September 13, 1907

The Michigan Annual Conference of the Methodist Episcopal Church voted against ordaining Black bishops. The vote denied Black clergy leadership positions even within predominantly Black congregations. Delegates expressed concern that Black bishops may eventually lead white congregations and claimed that the moral inferiority of Black people required Black preachers to submit to white spiritual leadership.

Early Methodists actually supported the abolition of slavery and preached a theology of egalitarianism that resonated with free and enslaved Black people. By the late 1700s, Black Methodists comprised 24% of the church.

But white Methodist support for abolition did not last long. As Methodism spread across the South, enslavers resented Methodist teachings on human dignity and feared the opportunities that the church created for Black self-determination. They sought assurances from the church against disruption of the existing racial caste system.

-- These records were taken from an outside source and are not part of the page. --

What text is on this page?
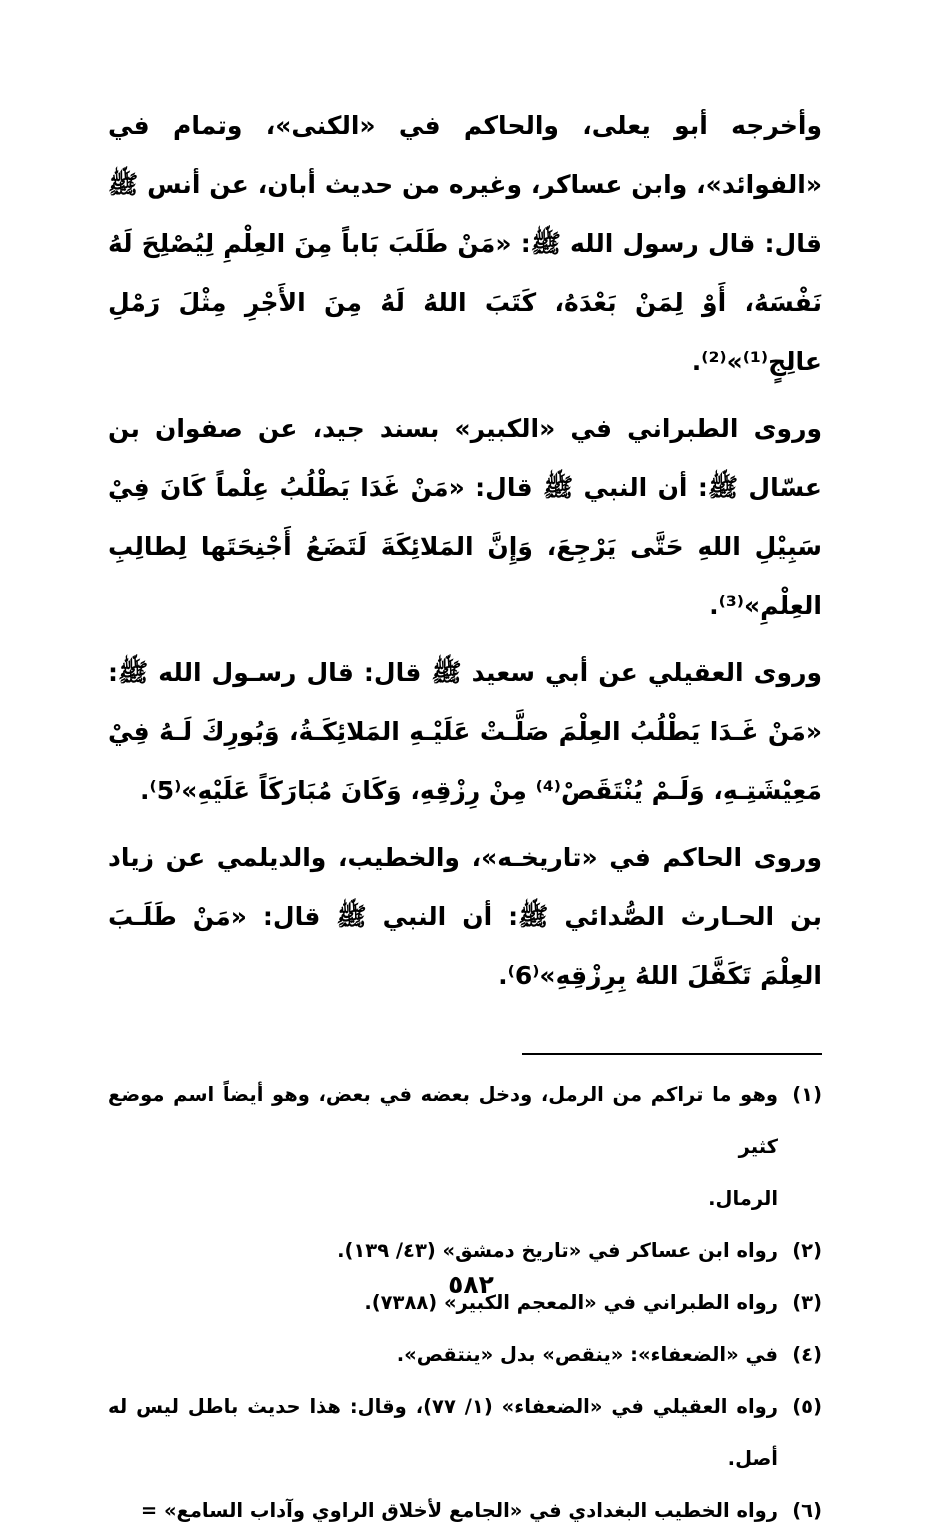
وأخرجه أبو يعلى، والحاكم في «الكنى»، وتمام في «الفوائد»، وابن عساكر، وغيره من حديث أبان، عن أنس ﷺ قال: قال رسول الله ﷺ: «مَنْ طَلَبَ بَاباً مِنَ العِلْمِ لِيُصْلِحَ لَهُ نَفْسَهُ، أَوْ لِمَنْ بَعْدَهُ، كَتَبَ اللهُ لَهُ مِنَ الأَجْرِ مِثْلَ رَمْلِ عالِجٍ⁽¹⁾»⁽²⁾.

وروى الطبراني في «الكبير» بسند جيد، عن صفوان بن عسّال ﷺ: أن النبي ﷺ قال: «مَنْ غَدَا يَطْلُبُ عِلْماً كَانَ فِيْ سَبِيْلِ اللهِ حَتَّى يَرْجِعَ، وَإِنَّ المَلائِكَةَ لَتَضَعُ أَجْنِحَتَها لِطالِبِ العِلْمِ»⁽³⁾.

وروى العقيلي عن أبي سعيد ﷺ قال: قال رسـول الله ﷺ: «مَنْ غَـدَا يَطْلُبُ العِلْمَ صَلَّـتْ عَلَيْـهِ المَلائِكَـةُ، وَبُورِكَ لَـهُ فِيْ مَعِيْشَتِـهِ، وَلَـمْ يُنْتَقَصْ⁽⁴⁾ مِنْ رِزْقِهِ، وَكَانَ مُبَارَكَاً عَلَيْهِ»⁽5⁾.

وروى الحاكم في «تاريخـه»، والخطيب، والديلمي عن زياد بن الحـارث الصُّدائي ﷺ: أن النبي ﷺ قال: «مَنْ طَلَـبَ العِلْمَ تَكَفَّلَ اللهُ بِرِزْقِهِ»⁽6⁾.

(١)
وهو ما تراكم من الرمل، ودخل بعضه في بعض، وهو أيضاً اسم موضع كثير
الرمال.
(٢)
رواه ابن عساكر في «تاريخ دمشق» (٤٣/ ١٣٩).
(٣)
رواه الطبراني في «المعجم الكبير» (٧٣٨٨).
(٤)
في «الضعفاء»: «ينقص» بدل «ينتقص».
(٥)
رواه العقيلي في «الضعفاء» (١/ ٧٧)، وقال: هذا حديث باطل ليس له أصل.
(٦)
رواه الخطيب البغدادي في «الجامع لأخلاق الراوي وآداب السامع» =
٥٨٢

The Methodist church complied, adopting policies against the ordination of Black clergy. The church further embraced an interpretation of the Bible that defended white supremacy and justified enslavement as God-ordained. In 1845, Southern Methodists separated and formed a new denomination, the Methodist Episcopal Church, South, to preserve their ability to enslave fellow human beings. However, even after the split, Northern congregations continued to enforce policies that subordinated Black people, and worked to entrench segregation both inside and outside the church into the 20th Century.

White protestant congregations often played critical roles in defending slavery and institutionalizing Jim Crow segregation in the U.S.